Perhaps, yet is it not obvious that that something like this (making plant foods imitate meat) must be an engineered product? How could it be anything else? Surely no one would expect minimally processed plant foods to look, taste or smell anything like meat?

Then again, they did brand it “impossible burger.” So, perhaps some really do expect the impossible from it.

And, umm, yes, perhaps this is mostly an argument illustrating why an excess of lawyers might lead to rent-seeking and parasitism.

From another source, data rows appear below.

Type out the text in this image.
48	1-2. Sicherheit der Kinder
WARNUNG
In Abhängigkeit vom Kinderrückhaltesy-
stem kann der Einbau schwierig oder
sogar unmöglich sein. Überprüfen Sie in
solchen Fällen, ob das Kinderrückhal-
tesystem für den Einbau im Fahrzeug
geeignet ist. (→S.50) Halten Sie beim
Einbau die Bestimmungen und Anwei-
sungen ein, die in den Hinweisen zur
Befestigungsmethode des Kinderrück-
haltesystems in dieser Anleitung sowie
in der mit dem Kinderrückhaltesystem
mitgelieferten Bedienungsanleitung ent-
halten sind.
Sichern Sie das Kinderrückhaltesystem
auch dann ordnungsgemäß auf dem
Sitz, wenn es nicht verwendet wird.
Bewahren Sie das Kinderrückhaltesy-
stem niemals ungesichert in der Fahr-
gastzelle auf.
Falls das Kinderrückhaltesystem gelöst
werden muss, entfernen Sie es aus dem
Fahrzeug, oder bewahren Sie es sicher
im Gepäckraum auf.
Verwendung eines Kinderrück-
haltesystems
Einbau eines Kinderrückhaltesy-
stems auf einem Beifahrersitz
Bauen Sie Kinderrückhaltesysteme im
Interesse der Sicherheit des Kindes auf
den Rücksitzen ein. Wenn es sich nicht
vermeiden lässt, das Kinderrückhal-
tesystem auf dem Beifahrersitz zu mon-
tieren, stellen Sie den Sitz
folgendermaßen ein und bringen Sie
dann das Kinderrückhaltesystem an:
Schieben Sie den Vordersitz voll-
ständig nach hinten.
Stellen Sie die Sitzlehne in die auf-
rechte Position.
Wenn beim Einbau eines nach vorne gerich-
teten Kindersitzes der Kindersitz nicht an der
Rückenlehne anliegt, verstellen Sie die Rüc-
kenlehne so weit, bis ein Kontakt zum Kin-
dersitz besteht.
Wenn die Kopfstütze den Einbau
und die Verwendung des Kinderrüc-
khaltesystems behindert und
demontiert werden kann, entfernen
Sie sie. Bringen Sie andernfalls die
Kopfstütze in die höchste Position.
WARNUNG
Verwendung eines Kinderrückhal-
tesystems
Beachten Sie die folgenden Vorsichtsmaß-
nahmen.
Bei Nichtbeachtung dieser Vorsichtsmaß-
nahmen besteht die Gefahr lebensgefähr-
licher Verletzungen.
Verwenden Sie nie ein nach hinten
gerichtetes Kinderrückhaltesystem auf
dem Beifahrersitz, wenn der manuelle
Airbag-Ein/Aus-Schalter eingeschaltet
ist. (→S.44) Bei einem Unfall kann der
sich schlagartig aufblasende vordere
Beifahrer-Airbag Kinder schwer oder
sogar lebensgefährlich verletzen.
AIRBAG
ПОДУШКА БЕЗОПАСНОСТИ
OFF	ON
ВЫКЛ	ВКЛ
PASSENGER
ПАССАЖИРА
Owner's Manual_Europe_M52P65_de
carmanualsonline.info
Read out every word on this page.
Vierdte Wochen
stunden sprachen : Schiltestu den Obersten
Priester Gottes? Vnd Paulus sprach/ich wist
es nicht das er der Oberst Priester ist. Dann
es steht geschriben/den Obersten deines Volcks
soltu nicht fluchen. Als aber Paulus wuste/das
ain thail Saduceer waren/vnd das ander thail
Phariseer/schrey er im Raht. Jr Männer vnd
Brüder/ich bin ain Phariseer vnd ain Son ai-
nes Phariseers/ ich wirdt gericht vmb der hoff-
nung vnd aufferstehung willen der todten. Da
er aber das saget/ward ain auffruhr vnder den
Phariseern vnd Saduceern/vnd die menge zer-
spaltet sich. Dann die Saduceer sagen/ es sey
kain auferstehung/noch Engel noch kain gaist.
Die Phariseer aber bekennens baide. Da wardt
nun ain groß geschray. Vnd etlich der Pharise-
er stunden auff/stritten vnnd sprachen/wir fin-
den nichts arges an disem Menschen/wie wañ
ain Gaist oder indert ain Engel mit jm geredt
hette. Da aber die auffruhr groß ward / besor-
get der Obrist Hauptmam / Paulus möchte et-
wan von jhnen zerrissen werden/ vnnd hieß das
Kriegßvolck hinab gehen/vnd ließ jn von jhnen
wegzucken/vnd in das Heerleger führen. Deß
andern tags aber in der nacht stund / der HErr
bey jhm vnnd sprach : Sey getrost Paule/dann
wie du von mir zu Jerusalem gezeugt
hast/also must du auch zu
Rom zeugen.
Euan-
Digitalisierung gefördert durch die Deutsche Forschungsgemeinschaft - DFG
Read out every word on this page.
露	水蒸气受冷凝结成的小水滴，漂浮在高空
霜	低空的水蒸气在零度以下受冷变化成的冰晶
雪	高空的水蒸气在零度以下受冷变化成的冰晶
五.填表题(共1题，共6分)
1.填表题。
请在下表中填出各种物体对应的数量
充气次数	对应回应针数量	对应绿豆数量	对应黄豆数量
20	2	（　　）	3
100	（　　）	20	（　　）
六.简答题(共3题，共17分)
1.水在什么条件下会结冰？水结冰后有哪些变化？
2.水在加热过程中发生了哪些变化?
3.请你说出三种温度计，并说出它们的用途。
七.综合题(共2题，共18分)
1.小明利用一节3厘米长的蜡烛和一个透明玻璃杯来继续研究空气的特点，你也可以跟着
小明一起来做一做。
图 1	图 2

    RandomCrank in reply to Albigensian. | November 21, 2019 at 3:30 pm

    I think the “Impossible Burger” is pitched at urban hipsters, along with middle-aged fat women who blame everything other than eating too much for that extra 40 pounds. I laugh, especially at the guys who eat those things, seemingly oblivious to the estrogenic effect of consuming a lot of soy.

    But hey, as long as they don’t interfere with my dead cow, chicken, pig, and fish, I’m fine with it. I predict a fairly short half-life for mass-market fake burgers. I expect it to be like the cigar bubble of the late 1990s, where a lot of men went out an bought a box and never bought another one.

    Most of them learned that they didn’t much like cigars, and the rest decided that they weren’t good enough to be kicked out of bed for smoking. LOL. Once people have an Impossible Burger or three, I think the majority will switch back.